The current `add`/`remove`/`list`/`get` trait with handler-owned state. This
works for native Rust handlers but creates problems for Wasm plugins: opaque
state blobs that need serialization, versioning, and persistence. Since every
handler's state is derivable from its URL list, the complexity is unnecessary.

### Use a different state management approach

Instead of moving URL tracking to the host, use a shared state management
pattern (e.g., a registry that handlers query). This still requires handlers to
implement state management methods, which adds complexity without clear benefit
given that all handler state is derivable from the URL list.

## Non-Goals

- **Third-party extensibility.** This RFD focuses on simplifying the handler
  interface. Plugin support for third-party handlers is future work.

  > [!TIP]
  > [RFD 016] introduces the plugin system. [RFD 017] defines the Wasm
  > attachment handler interface as the first capability built on top of it.

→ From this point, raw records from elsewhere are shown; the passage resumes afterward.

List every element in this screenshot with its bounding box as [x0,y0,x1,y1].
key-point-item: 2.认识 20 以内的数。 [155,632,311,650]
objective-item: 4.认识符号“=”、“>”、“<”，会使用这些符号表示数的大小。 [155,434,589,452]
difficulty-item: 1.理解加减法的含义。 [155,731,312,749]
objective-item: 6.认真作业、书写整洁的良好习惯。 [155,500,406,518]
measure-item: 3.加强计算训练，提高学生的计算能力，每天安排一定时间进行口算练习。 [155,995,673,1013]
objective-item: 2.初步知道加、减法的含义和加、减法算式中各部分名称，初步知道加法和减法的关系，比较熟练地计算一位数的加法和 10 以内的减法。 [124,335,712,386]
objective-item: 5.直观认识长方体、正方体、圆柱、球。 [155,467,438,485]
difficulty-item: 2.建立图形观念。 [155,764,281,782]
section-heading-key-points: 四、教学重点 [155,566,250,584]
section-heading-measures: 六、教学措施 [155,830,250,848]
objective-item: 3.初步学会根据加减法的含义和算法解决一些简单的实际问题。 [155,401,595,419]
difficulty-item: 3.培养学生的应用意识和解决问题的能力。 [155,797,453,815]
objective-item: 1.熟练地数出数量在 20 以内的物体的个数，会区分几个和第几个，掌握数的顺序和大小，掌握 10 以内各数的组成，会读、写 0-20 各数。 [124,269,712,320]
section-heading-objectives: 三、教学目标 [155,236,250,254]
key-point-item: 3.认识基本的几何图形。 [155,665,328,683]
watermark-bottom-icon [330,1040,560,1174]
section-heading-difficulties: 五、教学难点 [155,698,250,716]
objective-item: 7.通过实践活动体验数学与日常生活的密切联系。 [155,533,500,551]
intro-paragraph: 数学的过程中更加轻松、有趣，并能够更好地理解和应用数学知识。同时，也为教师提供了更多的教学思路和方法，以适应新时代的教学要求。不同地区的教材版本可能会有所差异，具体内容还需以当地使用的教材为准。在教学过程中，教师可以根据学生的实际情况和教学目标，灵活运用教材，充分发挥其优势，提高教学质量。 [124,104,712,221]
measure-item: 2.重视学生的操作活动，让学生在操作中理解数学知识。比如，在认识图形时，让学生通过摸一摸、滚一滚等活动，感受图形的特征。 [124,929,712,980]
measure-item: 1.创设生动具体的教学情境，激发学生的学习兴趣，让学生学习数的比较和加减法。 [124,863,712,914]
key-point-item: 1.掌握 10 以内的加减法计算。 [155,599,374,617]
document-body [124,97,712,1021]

## Risks and Open Questions

1. **Validate semantics.** Should `validate` be purely syntactic (can I parse
   this URL?) or also check existence (does this file/command/endpoint exist)?
   Current handlers are inconsistent — `file` checks existence, `cmd` doesn't.
   The RFD proposes passing `cwd` to support existence checks, but doesn't
   mandate them.

## Implementation Plan

- Change `scheme() -> &str` to `schemes() -> &[&str]`.
- Replace `add`/`remove`/`list`/`get` with `validate`/`resolve`.
- Move URL tracking to the host (`jp_attachment` or `jp_cli`).
- Update all built-in handlers to the new trait.
- Merge `http` and `https` into a single handler returning `["http", "https"]`.
- Remove `typetag::serde` from the `Handler` trait (the host serializes URLs
  directly; handlers have no state to serialize).
- Create `jp_attachment::builtin` module with `BuiltinHandler` enum.
- Consolidate handler crates into `jp_attachment::builtin::*` submodules.
- Remove individual handler crates (`jp_attachment_cmd_output`,
  `jp_attachment_file_content`, `jp_attachment_http_content`,
  `jp_attachment_mcp_resource`).
- Add cargo feature flags for each built-in handler.
- Replace `linkme` registration with `builtin::all_handlers()`.
- Remove `use jp_attachment_* as _` imports from `jp_cli`.
- Update [RFD 014] to reflect the new trait and registration approach.
- Update tests.
- **Dependency:** None. Can merge independently.

## Future Work

- **Plugin support.** Allow third-party attachment handlers via plugins. This
  requires defining a plugin infrastructure with sandboxing, capability-based
  security, and host-mediated I/O.
- **Remove niche handlers.** The `bear` handler could be moved to an external
  plugin once plugin support is available.

## References

- [RFD 014: Attachment Handler Guide][RFD 014] — how handlers work today.